The Windows Phone “Pre-update” Update Explained

July 22, 2011, By Christian Cawley

If you have just got your hands on a Windows Phone, there is a chance that it hasn’t yet been loaded with the latest updates. In order to fix this, you will need to connect the device to your computer and check for any available updates.

What you should find are three updates that will be applied in series. A “pre-update” update has been rolled out to users which allows the subsequent updates to be more efficiently installed, and this (like the others) is applied to phones via the Zune client software. Following this, the NoDo “copy and paste” update will be applied, followed by a smaller security fix.

This “pre-update” has on the whole been successful – unless you own a Samsung-built Windows Phone device with a certain firmware (effectively software device drivers) version installed.

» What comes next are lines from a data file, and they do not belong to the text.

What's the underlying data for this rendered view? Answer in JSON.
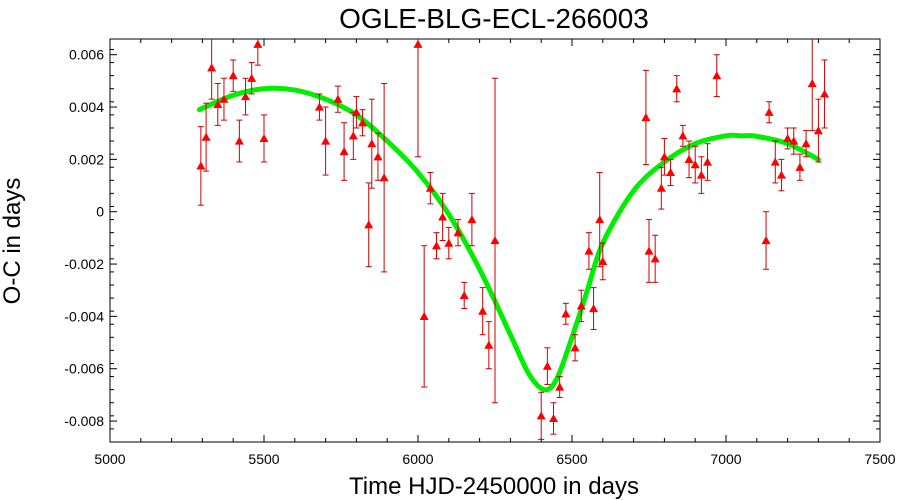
{
  "chart_data": {
    "type": "scatter",
    "title": "OGLE-BLG-ECL-266003",
    "xlabel": "Time HJD-2450000 in days",
    "ylabel": "O-C in days",
    "xlim": [
      5000,
      7500
    ],
    "ylim": [
      -0.0088,
      0.0066
    ],
    "x_ticks": [
      5000,
      5500,
      6000,
      6500,
      7000,
      7500
    ],
    "x_tick_labels": [
      "5000",
      "5500",
      "6000",
      "6500",
      "7000",
      "7500"
    ],
    "y_ticks": [
      -0.008,
      -0.006,
      -0.004,
      -0.002,
      0,
      0.002,
      0.004,
      0.006
    ],
    "y_tick_labels": [
      "-0.008",
      "-0.006",
      "-0.004",
      "-0.002",
      "0",
      "0.002",
      "0.004",
      "0.006"
    ],
    "grid": false,
    "colors": {
      "points": "#ff0000",
      "error_bars": "#cc0000",
      "fit": "#00ee00",
      "axes": "#000000"
    },
    "series": [
      {
        "kind": "points_with_error_bars",
        "marker": "triangle",
        "points": [
          {
            "x": 5295,
            "y": 0.00175,
            "err": 0.0015
          },
          {
            "x": 5312,
            "y": 0.00285,
            "err": 0.0013
          },
          {
            "x": 5330,
            "y": 0.0055,
            "err": 0.0012
          },
          {
            "x": 5350,
            "y": 0.0041,
            "err": 0.0008
          },
          {
            "x": 5370,
            "y": 0.0043,
            "err": 0.0008
          },
          {
            "x": 5400,
            "y": 0.0052,
            "err": 0.0006
          },
          {
            "x": 5420,
            "y": 0.0027,
            "err": 0.0008
          },
          {
            "x": 5440,
            "y": 0.0044,
            "err": 0.0007
          },
          {
            "x": 5460,
            "y": 0.0051,
            "err": 0.0006
          },
          {
            "x": 5480,
            "y": 0.0064,
            "err": 0.0008
          },
          {
            "x": 5500,
            "y": 0.0028,
            "err": 0.0009
          },
          {
            "x": 5680,
            "y": 0.004,
            "err": 0.0005
          },
          {
            "x": 5700,
            "y": 0.0027,
            "err": 0.0013
          },
          {
            "x": 5740,
            "y": 0.0043,
            "err": 0.0005
          },
          {
            "x": 5760,
            "y": 0.0023,
            "err": 0.0011
          },
          {
            "x": 5790,
            "y": 0.0029,
            "err": 0.0009
          },
          {
            "x": 5800,
            "y": 0.0038,
            "err": 0.0006
          },
          {
            "x": 5820,
            "y": 0.0034,
            "err": 0.0005
          },
          {
            "x": 5840,
            "y": -0.0005,
            "err": 0.0016
          },
          {
            "x": 5850,
            "y": 0.0026,
            "err": 0.0017
          },
          {
            "x": 5870,
            "y": 0.0021,
            "err": 0.0009
          },
          {
            "x": 5890,
            "y": 0.0013,
            "err": 0.0036
          },
          {
            "x": 6000,
            "y": 0.0064,
            "err": 0.0043
          },
          {
            "x": 6020,
            "y": -0.004,
            "err": 0.0027
          },
          {
            "x": 6040,
            "y": 0.0009,
            "err": 0.0006
          },
          {
            "x": 6060,
            "y": -0.0013,
            "err": 0.0005
          },
          {
            "x": 6080,
            "y": -0.0002,
            "err": 0.0009
          },
          {
            "x": 6100,
            "y": -0.0012,
            "err": 0.0006
          },
          {
            "x": 6130,
            "y": -0.0008,
            "err": 0.0005
          },
          {
            "x": 6150,
            "y": -0.0032,
            "err": 0.0005
          },
          {
            "x": 6175,
            "y": -0.0003,
            "err": 0.001
          },
          {
            "x": 6210,
            "y": -0.0038,
            "err": 0.0009
          },
          {
            "x": 6230,
            "y": -0.0051,
            "err": 0.0009
          },
          {
            "x": 6250,
            "y": -0.0011,
            "err": 0.0062
          },
          {
            "x": 6400,
            "y": -0.0078,
            "err": 0.0009
          },
          {
            "x": 6420,
            "y": -0.0059,
            "err": 0.0007
          },
          {
            "x": 6440,
            "y": -0.0079,
            "err": 0.0006
          },
          {
            "x": 6460,
            "y": -0.0067,
            "err": 0.0004
          },
          {
            "x": 6480,
            "y": -0.0039,
            "err": 0.0004
          },
          {
            "x": 6510,
            "y": -0.0052,
            "err": 0.0005
          },
          {
            "x": 6530,
            "y": -0.0036,
            "err": 0.0006
          },
          {
            "x": 6555,
            "y": -0.0015,
            "err": 0.0007
          },
          {
            "x": 6570,
            "y": -0.0037,
            "err": 0.0008
          },
          {
            "x": 6590,
            "y": -0.0003,
            "err": 0.0018
          },
          {
            "x": 6600,
            "y": -0.0019,
            "err": 0.0007
          },
          {
            "x": 6740,
            "y": 0.0036,
            "err": 0.0018
          },
          {
            "x": 6750,
            "y": -0.0015,
            "err": 0.0012
          },
          {
            "x": 6770,
            "y": -0.0018,
            "err": 0.0009
          },
          {
            "x": 6790,
            "y": 0.0009,
            "err": 0.0008
          },
          {
            "x": 6800,
            "y": 0.0021,
            "err": 0.0007
          },
          {
            "x": 6820,
            "y": 0.0015,
            "err": 0.0005
          },
          {
            "x": 6840,
            "y": 0.0047,
            "err": 0.0005
          },
          {
            "x": 6860,
            "y": 0.0029,
            "err": 0.0004
          },
          {
            "x": 6880,
            "y": 0.002,
            "err": 0.0007
          },
          {
            "x": 6900,
            "y": 0.0018,
            "err": 0.0007
          },
          {
            "x": 6920,
            "y": 0.0014,
            "err": 0.0007
          },
          {
            "x": 6940,
            "y": 0.0019,
            "err": 0.0007
          },
          {
            "x": 6970,
            "y": 0.0052,
            "err": 0.0008
          },
          {
            "x": 7130,
            "y": -0.0011,
            "err": 0.0011
          },
          {
            "x": 7140,
            "y": 0.0038,
            "err": 0.0004
          },
          {
            "x": 7160,
            "y": 0.0019,
            "err": 0.0008
          },
          {
            "x": 7180,
            "y": 0.0014,
            "err": 0.0006
          },
          {
            "x": 7200,
            "y": 0.0028,
            "err": 0.0004
          },
          {
            "x": 7220,
            "y": 0.0027,
            "err": 0.0005
          },
          {
            "x": 7240,
            "y": 0.0017,
            "err": 0.0005
          },
          {
            "x": 7260,
            "y": 0.0026,
            "err": 0.0005
          },
          {
            "x": 7280,
            "y": 0.0049,
            "err": 0.0018
          },
          {
            "x": 7300,
            "y": 0.0031,
            "err": 0.0012
          },
          {
            "x": 7320,
            "y": 0.0045,
            "err": 0.0013
          }
        ]
      },
      {
        "kind": "fit_curve",
        "points": [
          {
            "x": 5290,
            "y": 0.0039
          },
          {
            "x": 5400,
            "y": 0.00445
          },
          {
            "x": 5500,
            "y": 0.0047
          },
          {
            "x": 5600,
            "y": 0.00465
          },
          {
            "x": 5700,
            "y": 0.0043
          },
          {
            "x": 5800,
            "y": 0.0037
          },
          {
            "x": 5900,
            "y": 0.0027
          },
          {
            "x": 6000,
            "y": 0.0015
          },
          {
            "x": 6100,
            "y": -0.0001
          },
          {
            "x": 6200,
            "y": -0.0022
          },
          {
            "x": 6300,
            "y": -0.0047
          },
          {
            "x": 6360,
            "y": -0.0062
          },
          {
            "x": 6410,
            "y": -0.0068
          },
          {
            "x": 6450,
            "y": -0.0064
          },
          {
            "x": 6500,
            "y": -0.0048
          },
          {
            "x": 6550,
            "y": -0.003
          },
          {
            "x": 6600,
            "y": -0.0012
          },
          {
            "x": 6700,
            "y": 0.0008
          },
          {
            "x": 6800,
            "y": 0.0019
          },
          {
            "x": 6900,
            "y": 0.0026
          },
          {
            "x": 7000,
            "y": 0.0029
          },
          {
            "x": 7050,
            "y": 0.0029
          },
          {
            "x": 7100,
            "y": 0.00288
          },
          {
            "x": 7200,
            "y": 0.0026
          },
          {
            "x": 7300,
            "y": 0.002
          }
        ]
      }
    ]
  }
}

So what has gone wrong with the update, and how is it supposed to work?

The Windows Phone pre-NoDo update Explained

Windows Phone Update Failures

While there have been no reported issues for LG, Dell or HTC Windows Phone owners, those with Samsung devices have been unfortunate enough to experience a severe error when installing the “pre-update”.

For such users, “pre-update” fails, resulting in no update or in some cases the phone “bricking”, resulting in exchanges being made at retailers for working devices. Microsoft and Samsung have been working to resolve the problem and made some initial headway by releasing a new version of the update which largely worked across the board – but failed on a smaller section of Samsung devices, this time with an error message.

Windows Phone Updates and Other Devices

Any Windows Phone user who doesn’t own a Samsung device meanwhile should already be running the “pre-update” which is easily applied to devices and makes little visible difference at this stage.

The idea behind the update is for Microsoft to provide a more reliable framework for the upcoming NoDo update to be applied. While they have come in for some stick with these update problems, it is fair to say that no company has ever rolled out a successful update across mass devices. Moreover, this is Microsoft’s first attempt with mobile devices.

Meanwhile, some Samsung users have reported that the update can successfully be applied by first performing a factory reset on troublesome devices, thereby removing all installed software and avoiding any potential conflicts.

How the Windows Phone “Pre-Update” Should Install

If you haven’t yet found the Windows Phone 7 “pre-update” message appearing on your phone, you should connect your device via USB to a PC with the Zune client installed.

The Zune client will display a black Update Your Phone screen, where instructions will be displayed – these inform you that the update will take an estimated time of 20 minutes and that your phone won’t be able to take or make calls during this time.

You then have a choice of Update Now or Update Later. When you update, the Zune software will connect to Microsoft to find and download the update for your device – no user interaction is required other than ensuring that the handset and computer remain connected via USB.

Your phone will restart during the update process, and when completed you will be able to use the device as normal.

The small number of Samsung users affected by the problem have been very unlucky as this is a genuinely easy and straightforward procedure on other handsets.